Desperation claws at the pit of my stomach, making it nearly impossible to breathe.
“Wonder what?”
There’s a long stretch of silence. “I’ll wonder if it’s really me you want to be touching or if you’re just picturing her.”
The words hit me square in the chest, worse than any check to the boards I’ve ever taken. How could she think that? I’ve never once wished her to be anyone but herself.
“That’s not—”
“Don’t,” she says harshly. “Do not try and tell me that you won’t. I’ve seen the way Omegas are around their scent matches, the way the Alphas can’t resist. Betas aren’t anything compared to that.”
Her words break. I lose my cool, all the frustration and self-hatred I’ve been drowning in for four days raising my voice until it flies across the room like a whip.
“But I have proven that I won’t, haven’t I?
That I don’t picture her or wish it was anyone but you.
I’ve known for months at this point, and it didn’t matter.
It didn’t matter when you started working with her and came home smelling like her every damn day.
It didn’t matter when I fucked you to calm you down on Thanksgiving.
And it absolutely didn’t matter when I bonded you.
You were all I thought of.

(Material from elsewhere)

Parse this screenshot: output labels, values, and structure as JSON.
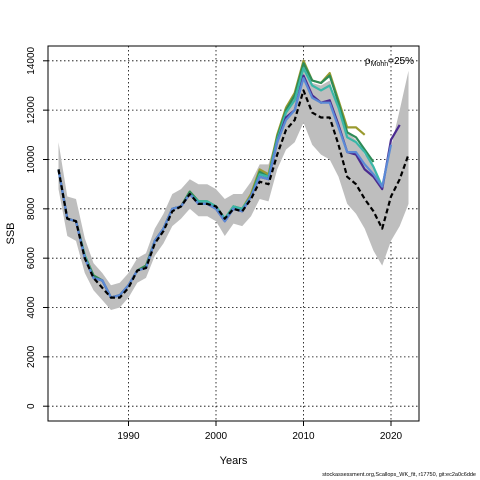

Every time I’ve touched you, it’s only ever been you.
” Her eyes soften for a heartbeat, widening.
Surprise swells across the bond for a moment.
“It still doesn’t matter because I choose you.
I chose you before I ever knew she existed, and I chose you afterward, too.
I’ve chosen you every single day for over three years, and they’ve been the best three years of my damn life. ”
She sucks in a breath. Her heartbreak roars through me, spreading through my limbs as her distrust settles just under my sternum like a blade between the ribs.
I grab the counter to keep from shattering my plate out of frustration just to feel in control of something while my entire world burns down around me.
“I can’t change what happened,” I say, tears in my voice even if my eyes are clear. “God, Bee, if I could, I would. If I could go back and be five fucking minutes later to that damn shop, I would do it in a goddamn heartbeat. But I can’t.”
My own voice breaks. Desperation claws through me.
She doesn’t say anything, her gaze going unfocused as her breathing hitches.
“I need space to figure this out.”
“Of course, Bee.” I soften my voice. “Whatever you—”
She cuts me off.
“I’m…”
The column of her throat ripples as she swallows heavily. Nerves fly across our bond, and I want to puke.
“I’m flying back to Marley.”
The words rip through me, carving me into a husk of a man. I try to close the distance between us, but my legs don’t respond. Do I even have legs? Do I have hands and arms and a body at all? She grabs her bag from the front table, not looking at me.
“For how long?” My voice is empty, too.
Her gaze shutters as she focuses on me, her vulnerability hidden behind that crafted mask of indifference she wears like armor around strangers.
“I don’t know yet.”
Breathing is worse than slicing my palms on the blades of my skates. Fractured ice, frozen heart. Slowly, I manage a single nod. She turns away from me, crossing to the door at a near-run.
“Billie,” I whisper. She pauses with her hand on the doorknob, her shoulders tight. “I love you.”
She doesn’t look toward me. The silence stretches and pulls taut.
Then the door closes, and she’s… she’s gone.
I shove the plate off the counter, relishing in the way the porcelain shatters everywhere, scratching up my feet and legs. The cuts slowly ooze. For a minute, all I can see are the marks on my thumb bleeding as I cleaned them Friday night. Despair presses down on me, heavier than a ton of bricks.
I’ll always wonder if you’re picturing her.
I drop my head into my arms and weep.